A meeting of Drafting Committee on Wednesday concluded that it would take at least a month after the parties settled the contentious issues. With the deadline just three weeks away, the Political Dialogue and Consensus Committee (PDCC) is yet to settle the key disputes in constitution writing. As parties are engaged in dispute over High-level Political Committee leadership and its terms of reference, there have not been substantial discussions on the contentious issues.
Nepali Congress leader Krishna Prasad Sitaula said although the parties are likely to miss the deadline to accomplish the tasks, they are committed to deliver a new constitution by January 22.
Following the second extension of deadline, the PDCC has to settle key contentious issues such as federalism, forms of governance, electoral system and judiciary by September 30. The committee had earlier failed to complete the tasks within the mid-September deadline.

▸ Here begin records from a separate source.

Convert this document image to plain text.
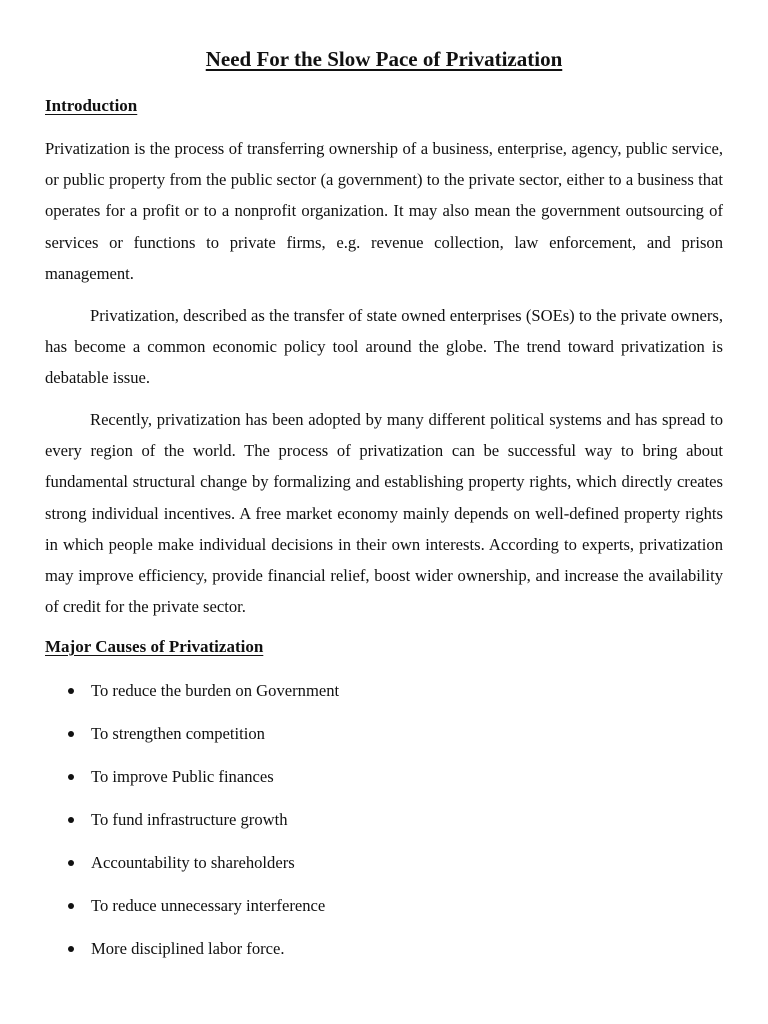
Need For the Slow Pace of Privatization
Introduction

Privatization is the process of transferring ownership of a business, enterprise, agency, public service, or public property from the public sector (a government) to the private sector, either to a business that operates for a profit or to a nonprofit organization. It may also mean the government outsourcing of services or functions to private firms, e.g. revenue collection, law enforcement, and prison management.

Privatization, described as the transfer of state owned enterprises (SOEs) to the private owners, has become a common economic policy tool around the globe. The trend toward privatization is debatable issue.

Recently, privatization has been adopted by many different political systems and has spread to every region of the world. The process of privatization can be successful way to bring about fundamental structural change by formalizing and establishing property rights, which directly creates strong individual incentives. A free market economy mainly depends on well-defined property rights in which people make individual decisions in their own interests. According to experts, privatization may improve efficiency, provide financial relief, boost wider ownership, and increase the availability of credit for the private sector.

Major Causes of Privatization
To reduce the burden on Government
To strengthen competition
To improve Public finances
To fund infrastructure growth
Accountability to shareholders
To reduce unnecessary interference
More disciplined labor force.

The parties are sharply divided over the process to be adopted. The ruling Nepali Congress and CPN-UML want to settle disputed issues through a voting process if they could not reach a consensus. But the opposition parties are against it, arguing that it is not possible to prepare a questionnaire on disputed issues and put that to the vote.

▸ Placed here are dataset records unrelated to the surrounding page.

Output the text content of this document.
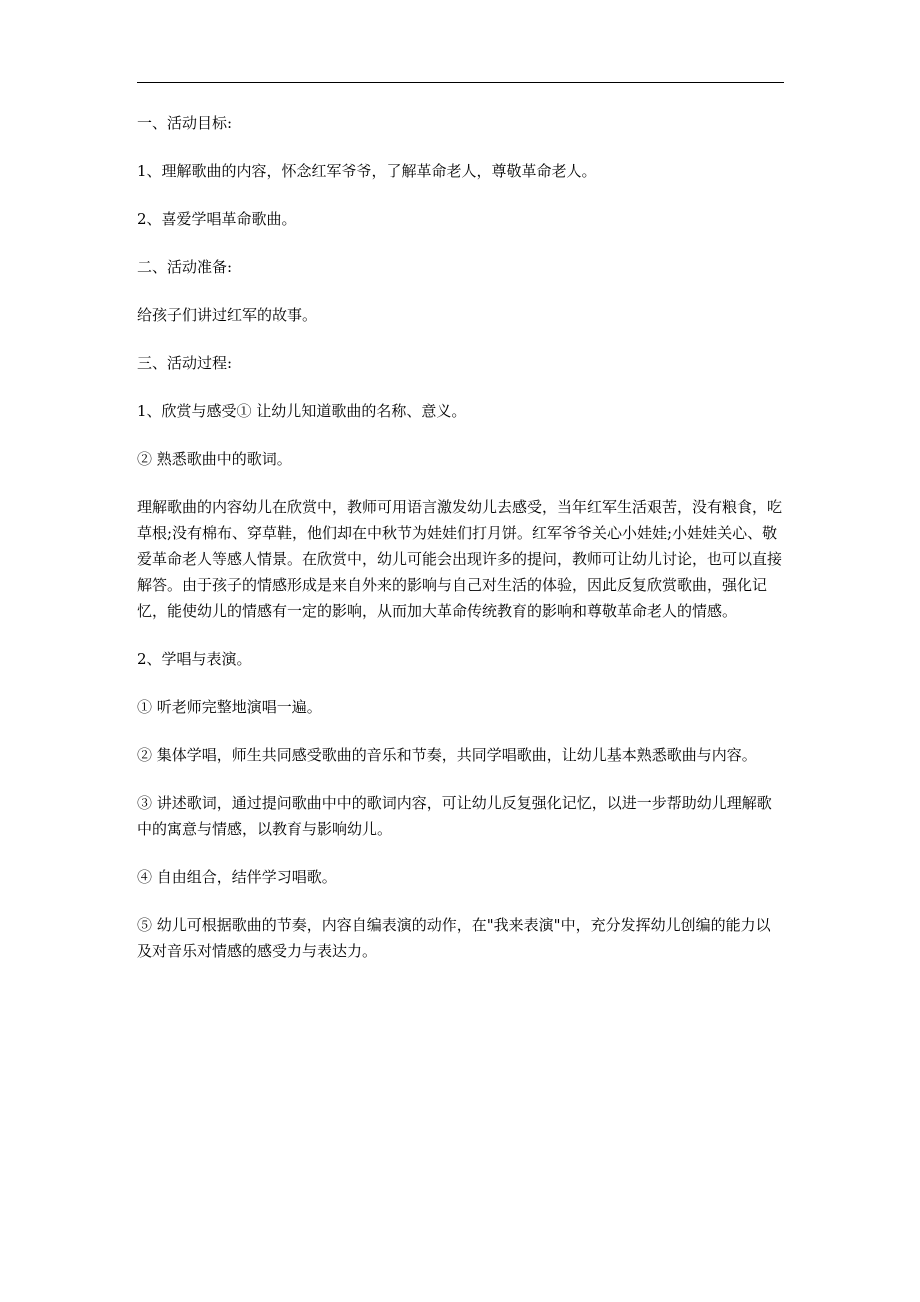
一、活动目标:

1、理解歌曲的内容，怀念红军爷爷，了解革命老人，尊敬革命老人。

2、喜爱学唱革命歌曲。

二、活动准备:

给孩子们讲过红军的故事。

三、活动过程:

1、欣赏与感受① 让幼儿知道歌曲的名称、意义。

② 熟悉歌曲中的歌词。

理解歌曲的内容幼儿在欣赏中，教师可用语言激发幼儿去感受，当年红军生活艰苦，没有粮食，吃草根;没有棉布、穿草鞋，他们却在中秋节为娃娃们打月饼。红军爷爷关心小娃娃;小娃娃关心、敬爱革命老人等感人情景。在欣赏中，幼儿可能会出现许多的提问，教师可让幼儿讨论，也可以直接解答。由于孩子的情感形成是来自外来的影响与自己对生活的体验，因此反复欣赏歌曲，强化记忆，能使幼儿的情感有一定的影响，从而加大革命传统教育的影响和尊敬革命老人的情感。

2、学唱与表演。

① 听老师完整地演唱一遍。

② 集体学唱，师生共同感受歌曲的音乐和节奏，共同学唱歌曲，让幼儿基本熟悉歌曲与内容。

③ 讲述歌词，通过提问歌曲中中的歌词内容，可让幼儿反复强化记忆，以进一步帮助幼儿理解歌中的寓意与情感，以教育与影响幼儿。

④ 自由组合，结伴学习唱歌。

⑤ 幼儿可根据歌曲的节奏，内容自编表演的动作，在"我来表演"中，充分发挥幼儿创编的能力以及对音乐对情感的感受力与表达力。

“Parties in the CA have their own position and it is not possible to address all of them,” said Sadbhawana party lawmaker Laxman Lal Karna. But he hinted that the parties could reach an agreement to prepare a first draft of new constitution incorporating both agreed and disputed issues even if it is not possible to meet the mid-October deadline. With the parties unwilling to budge, PDCC Chairman Baburam Bhattarai asked them to come up with their respective position on key contentious issues of the new constitution in writing. A leader said the PDCC could submit its report to the CA, incorporating both agreed and disputed issues of the new constitution if the parties failed to reach a consensus.